Le sénateur Whelan: J'ai lu un article sur l'Indonésie d'après lequel une des sources de désaccord entre le FMI et le gouvernement de l'Indonésie porte sur l'escalade du prix des aliments. Le gouvernement a déclaré qu'il continuerait de subventionner le prix des aliments, ce à quoi s'oppose le FMI. Bien qu'ils n'exigent pas forcément que les Indonésiens paient le prix réel, les dirigeants du FMI souhaitent que le gouvernement réduise le niveau des subventions. Comme l'a mentionné l'un d'entre vous, les Indonésiens craignent une insurrection causée par la cherté des aliments.

Ce que vous dites, monsieur O'Neill, ne cadre pas avec ce que je lis dans toutes ces publications financières. Le niveau qu'atteindra le prix des aliments semble être une des grandes sources de préoccupation.
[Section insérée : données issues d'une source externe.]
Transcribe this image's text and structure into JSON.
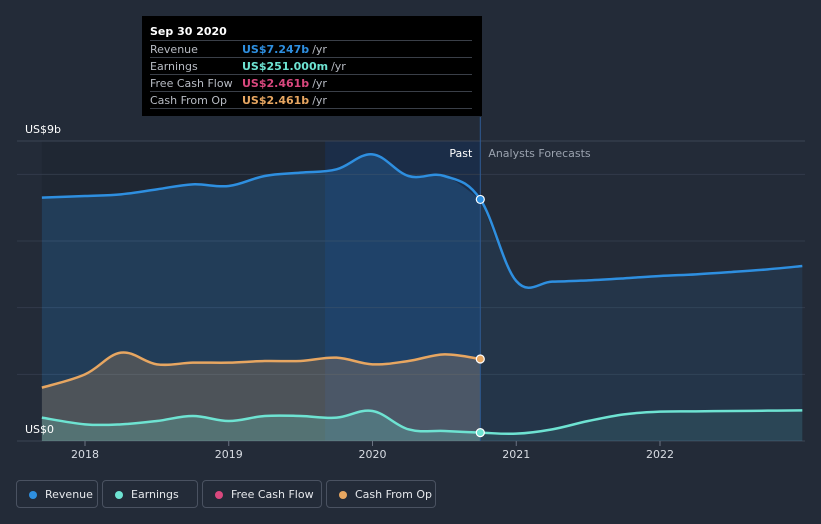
{
  "tooltip": {
    "date": "Sep 30 2020",
    "rows": [
      {
        "label": "Revenue",
        "value": "US$7.247b",
        "unit": "/yr",
        "color": "#2e8fe0"
      },
      {
        "label": "Earnings",
        "value": "US$251.000m",
        "unit": "/yr",
        "color": "#6ee3d2"
      },
      {
        "label": "Free Cash Flow",
        "value": "US$2.461b",
        "unit": "/yr",
        "color": "#d9487e"
      },
      {
        "label": "Cash From Op",
        "value": "US$2.461b",
        "unit": "/yr",
        "color": "#e7a661"
      }
    ]
  },
  "legend": [
    {
      "label": "Revenue",
      "color": "#2e8fe0"
    },
    {
      "label": "Earnings",
      "color": "#6ee3d2"
    },
    {
      "label": "Free Cash Flow",
      "color": "#d9487e"
    },
    {
      "label": "Cash From Op",
      "color": "#e7a661"
    }
  ],
  "chart_data": {
    "type": "area",
    "title": "",
    "xlabel": "",
    "ylabel": "",
    "y_axis_labels": {
      "top": "US$9b",
      "bottom": "US$0"
    },
    "ylim": [
      0,
      9
    ],
    "xlim": [
      2017.7,
      2022.99
    ],
    "x_ticks": [
      2018,
      2019,
      2020,
      2021,
      2022
    ],
    "x_tick_labels": [
      "2018",
      "2019",
      "2020",
      "2021",
      "2022"
    ],
    "past_label": "Past",
    "forecast_label": "Analysts Forecasts",
    "divider_x": 2020.75,
    "highlight_x": [
      2019.67,
      2020.75
    ],
    "grid": true,
    "series": [
      {
        "name": "Revenue",
        "color": "#2e8fe0",
        "fill": true,
        "x": [
          2017.7,
          2018.0,
          2018.25,
          2018.5,
          2018.75,
          2019.0,
          2019.25,
          2019.5,
          2019.75,
          2020.0,
          2020.25,
          2020.5,
          2020.75,
          2021.0,
          2021.25,
          2021.5,
          2021.75,
          2022.0,
          2022.25,
          2022.5,
          2022.75,
          2022.99
        ],
        "values": [
          7.3,
          7.35,
          7.4,
          7.55,
          7.7,
          7.65,
          7.95,
          8.05,
          8.15,
          8.6,
          7.95,
          7.95,
          7.25,
          4.8,
          4.78,
          4.82,
          4.88,
          4.95,
          5.0,
          5.07,
          5.15,
          5.25
        ]
      },
      {
        "name": "Cash From Op",
        "color": "#e7a661",
        "fill": true,
        "x": [
          2017.7,
          2018.0,
          2018.25,
          2018.5,
          2018.75,
          2019.0,
          2019.25,
          2019.5,
          2019.75,
          2020.0,
          2020.25,
          2020.5,
          2020.75
        ],
        "values": [
          1.6,
          2.0,
          2.65,
          2.3,
          2.35,
          2.35,
          2.4,
          2.4,
          2.5,
          2.3,
          2.4,
          2.6,
          2.461
        ]
      },
      {
        "name": "Free Cash Flow",
        "color": "#d9487e",
        "fill": false,
        "x": [
          2020.75
        ],
        "values": [
          2.461
        ]
      },
      {
        "name": "Earnings",
        "color": "#6ee3d2",
        "fill": true,
        "x": [
          2017.7,
          2018.0,
          2018.25,
          2018.5,
          2018.75,
          2019.0,
          2019.25,
          2019.5,
          2019.75,
          2020.0,
          2020.25,
          2020.5,
          2020.75,
          2021.0,
          2021.25,
          2021.5,
          2021.75,
          2022.0,
          2022.25,
          2022.5,
          2022.75,
          2022.99
        ],
        "values": [
          0.7,
          0.5,
          0.5,
          0.6,
          0.75,
          0.6,
          0.75,
          0.75,
          0.7,
          0.9,
          0.35,
          0.3,
          0.251,
          0.22,
          0.35,
          0.6,
          0.8,
          0.88,
          0.89,
          0.9,
          0.91,
          0.92
        ]
      }
    ],
    "markers": [
      {
        "series": "Revenue",
        "x": 2020.75,
        "value": 7.247
      },
      {
        "series": "Cash From Op",
        "x": 2020.75,
        "value": 2.461
      },
      {
        "series": "Earnings",
        "x": 2020.75,
        "value": 0.251
      }
    ]
  }
}
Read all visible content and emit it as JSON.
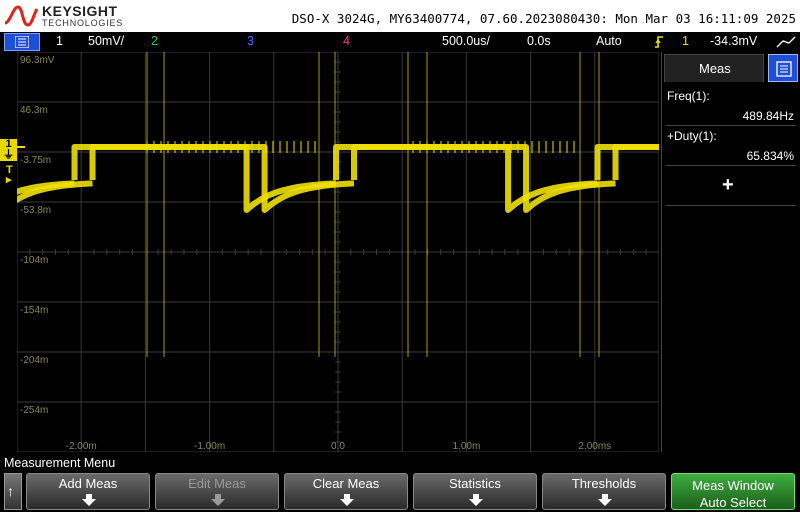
{
  "header": {
    "brand": "KEYSIGHT",
    "brand_sub": "TECHNOLOGIES",
    "instrument_info": "DSO-X 3024G, MY63400774, 07.60.2023080430: Mon Mar 03 16:11:09 2025"
  },
  "channel_bar": {
    "ch1_num": "1",
    "ch1_scale": "50mV/",
    "ch2_num": "2",
    "ch3_num": "3",
    "ch4_num": "4",
    "timebase": "500.0us/",
    "delay": "0.0s",
    "trigger_mode": "Auto",
    "trigger_source": "1",
    "trigger_level": "-34.3mV"
  },
  "y_ticks": [
    "96.3mV",
    "46.3m",
    "-3.75m",
    "-53.8m",
    "-104m",
    "-154m",
    "-204m",
    "-254m"
  ],
  "x_ticks": [
    "-2.00m",
    "-1.00m",
    "0.0",
    "1.00m",
    "2.00ms"
  ],
  "markers": {
    "ground": "1",
    "trigger": "T"
  },
  "meas_panel": {
    "tab_label": "Meas",
    "items": [
      {
        "label": "Freq(1):",
        "value": "489.84Hz"
      },
      {
        "label": "+Duty(1):",
        "value": "65.834%"
      }
    ],
    "add_symbol": "+"
  },
  "softkeys": {
    "menu_title": "Measurement Menu",
    "back": "↑",
    "add_meas": "Add Meas",
    "edit_meas": "Edit Meas",
    "clear_meas": "Clear Meas",
    "statistics": "Statistics",
    "thresholds": "Thresholds",
    "meas_window_line1": "Meas Window",
    "meas_window_line2": "Auto Select"
  },
  "colors": {
    "ch1": "#f0e000",
    "ch2": "#33cc33",
    "ch3": "#4a6cff",
    "ch4": "#ff3399",
    "trigger": "#ff8c00",
    "grid": "#3a3a3a",
    "accent_blue": "#1e4fd6",
    "softkey_green": "#2f8f2f"
  },
  "icons": {
    "logo": "keysight-wave-icon",
    "menu": "menu-icon",
    "trigger_edge": "rising-edge-icon",
    "probe": "probe-icon",
    "meas_select": "meas-select-icon",
    "softkey_arrow": "down-arrow-icon"
  }
}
M. O'Neill: Je croyais que la préoccupation était que nous n'avions pas parlé du cours des marchandises, plus particulièrement de leur effondrement. Or, nous en avons parlé.

Le sénateur Whelan: Vous voulez dire au Canada?

M. O'Neill: Sur les marchés mondiaux. Vous êtes en train de parler d'un problème particulier à l'Indonésie, qui a subventionné le prix des aliments et qui, à cause de l'énorme dévaluation de sa monnaie, est confrontée à une hausse draconienne du coût des aliments importés. On ne peut pas parler d'une crise. Savoir si le FMI a raison d'émettre cette directive particulière est une tout autre question. Cependant, je croyais que nous parlions de la question plus générale de l'effet qu'aura la crise asiatique sur le cours mondial des marchandises.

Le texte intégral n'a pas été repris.